Will my mother-in-law be OK?

  Published at  | Updated at

Dear Dave,

My mother-in-law is 60. She works hard and has no debt, but she also has no savings or retirement accounts. However, she owns a couple of paid-for rental properties that are worth about $350,000 each, and her home is worth $700,000. What can I do to help her plan for the future?

Paul

Dear Paul,

The best plan would be to first see if she’s already got a plan. I understand you’re worried about her not having any savings or retirement. That makes you a good son-in-law. But it sounds to me like she’s got the makings of a pretty good retirement situation lined up, even if she didn’t go the traditional route to get there. You just told me she’s sitting on nearly $1.5 million in paid-for real estate. Dude, she’s a millionaire!

If the time comes where she decides she doesn’t like landlording anymore or just wants to retire, she can always sell the rental properties, invest that big pile of cash in mutual funds, and live off the income. I’ve got a feeling this lady isn’t going to be starving or depending on Social Insecurity.

If you’re concerned about things, just sit down with her and let her know.
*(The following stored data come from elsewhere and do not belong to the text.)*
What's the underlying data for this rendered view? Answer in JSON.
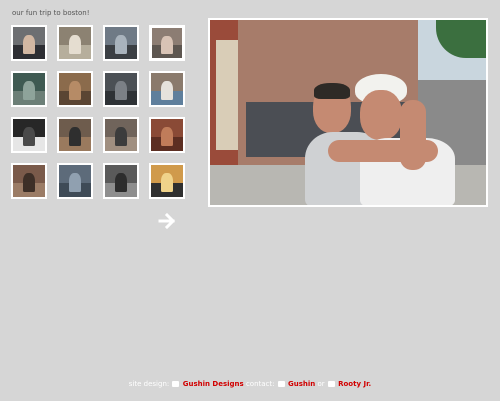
{
  "page": {
    "title": "our fun trip to boston!"
  },
  "gallery": {
    "thumbnails": [
      {
        "name": "photo-1",
        "c1": "#6d6f72",
        "c2": "#2d2e33",
        "c3": "#d2b7a2"
      },
      {
        "name": "photo-2",
        "c1": "#8c8272",
        "c2": "#b6ae9c",
        "c3": "#e5ddd0"
      },
      {
        "name": "photo-3",
        "c1": "#6f7a86",
        "c2": "#3b3f44",
        "c3": "#a9b3bd"
      },
      {
        "name": "photo-4",
        "c1": "#8c7d73",
        "c2": "#5d5650",
        "c3": "#d8c3b5"
      },
      {
        "name": "photo-5",
        "c1": "#3f5a52",
        "c2": "#6c7f77",
        "c3": "#8ea39a"
      },
      {
        "name": "photo-6",
        "c1": "#8b6b4c",
        "c2": "#5a4533",
        "c3": "#b68b66"
      },
      {
        "name": "photo-7",
        "c1": "#4b5055",
        "c2": "#2e3236",
        "c3": "#7b8086"
      },
      {
        "name": "photo-8",
        "c1": "#8a7a6c",
        "c2": "#5f7f9c",
        "c3": "#e6e2dc"
      },
      {
        "name": "photo-9",
        "c1": "#272727",
        "c2": "#e6e6e6",
        "c3": "#4a4a4a"
      },
      {
        "name": "photo-10",
        "c1": "#6e5c4d",
        "c2": "#9a7a5e",
        "c3": "#2f2f2f"
      },
      {
        "name": "photo-11",
        "c1": "#70645b",
        "c2": "#a08f80",
        "c3": "#3c3c3c"
      },
      {
        "name": "photo-12",
        "c1": "#8a4a36",
        "c2": "#5c2e22",
        "c3": "#c07c5a"
      },
      {
        "name": "photo-13",
        "c1": "#7a5a4a",
        "c2": "#9b7c66",
        "c3": "#3d2f27"
      },
      {
        "name": "photo-14",
        "c1": "#5d6b7a",
        "c2": "#3f4b57",
        "c3": "#90a0b0"
      },
      {
        "name": "photo-15",
        "c1": "#5a5a5a",
        "c2": "#8e8e8e",
        "c3": "#2d2d2d"
      },
      {
        "name": "photo-16",
        "c1": "#d09a4b",
        "c2": "#2f2f2f",
        "c3": "#f0d38a"
      }
    ],
    "selected_index": 3
  },
  "main_photo": {
    "scene_colors": {
      "sky": "#c9d6de",
      "building": "#a77c6a",
      "window": "#4a4a4a",
      "shop": "#4b4e54",
      "pillar": "#d9cdb7",
      "brick": "#9a4b3a",
      "tree": "#3b6f3f",
      "ground": "#b8b7b2",
      "skin": "#c58a72",
      "hat": "#f2f2ee",
      "shirt_gray": "#cfd1d3",
      "shirt_white": "#efefef",
      "hair": "#2e2a26"
    }
  },
  "footer": {
    "prefix": "site design:",
    "designer": "Gushin Designs",
    "contact_label": "contact:",
    "contact_1": "Gushin",
    "or": "or",
    "contact_2": "Rooty Jr."
  },
  "colors": {
    "background": "#d6d6d6",
    "link": "#d10000",
    "border": "#ffffff"
  }
}
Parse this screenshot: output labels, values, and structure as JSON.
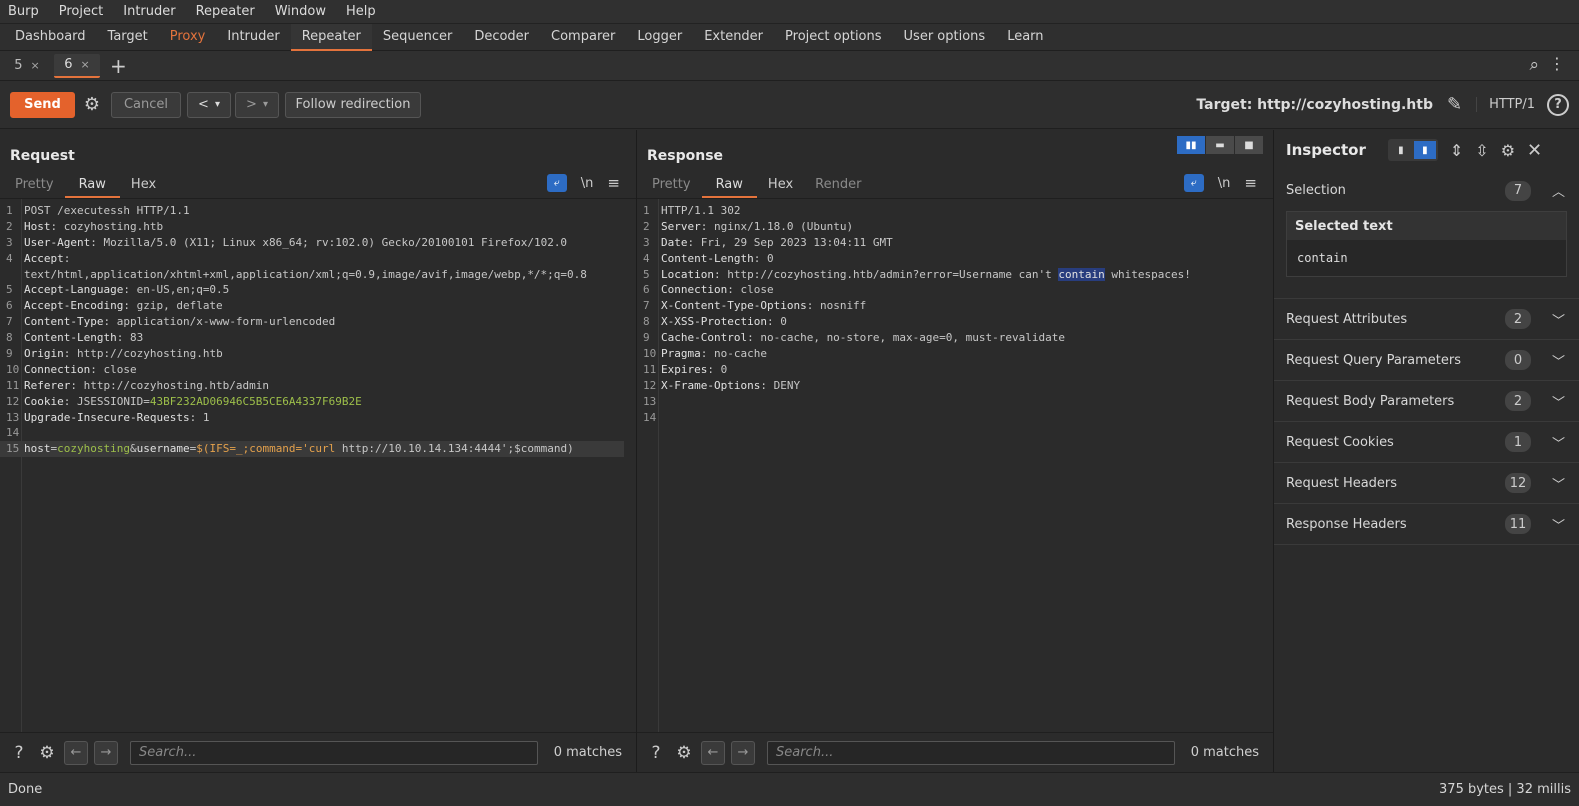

Ask her if she needs any help with her money situation and plans for retirement. If she doesn’t want to talk about it right now, that’s fine, but making the offer shows you care. And, having a good, strong game plan means fewer worries!

—Dave

Dear Dave,

My wife and I have two kids and one on the way. We’re debt-free except for our home, and we have our emergency fund in place. We’ve also been saving for retirement, with me putting 15% into a 401(k) and her putting 10 percent into her retirement account. On top of all this, we’re putting a little money toward college funds for the kids. We talked the other night, and after that we started thinking about pulling back from retirement saving and getting the house paid off. What do you think about that?

Callen

Dear Callen,

I teach people to start investing 15% of their household income for retirement after they’ve completed Baby Step 3, which is saving three to six months of expenses for an emergency fund. Baby Step 4 would be both of you putting 15% of your income into retirement, and you’re not quite doing that yet. Saving for college comes next in Baby Step 5.

I don’t teach people to put less than 15% of their income into retirement in order to pay off the house a little earlier. It’s tempting when you’ve got the debt-free bug, but it’s not the shortest distance between where you are right now and wealth. The average person who follows my plan—the Baby Steps—can pay off their home in about seven years.

You’ve got offense and defense to think about, Callen. Defense is getting rid of debt, and the offense is building wealth.

You don’t want to let your guard down on offense in order to just play defense and get the house paid off. What you’re talking about is a normal reaction for lots of folks in your position, but it’s not what I would recommend right now.
I love your fire, but follow the Baby Steps as they’re laid out. My goal isn’t just helping people get out of debt. It’s to teach people how to become wealthy as a result of being out of debt and encouraging them be outrageously generous along the way!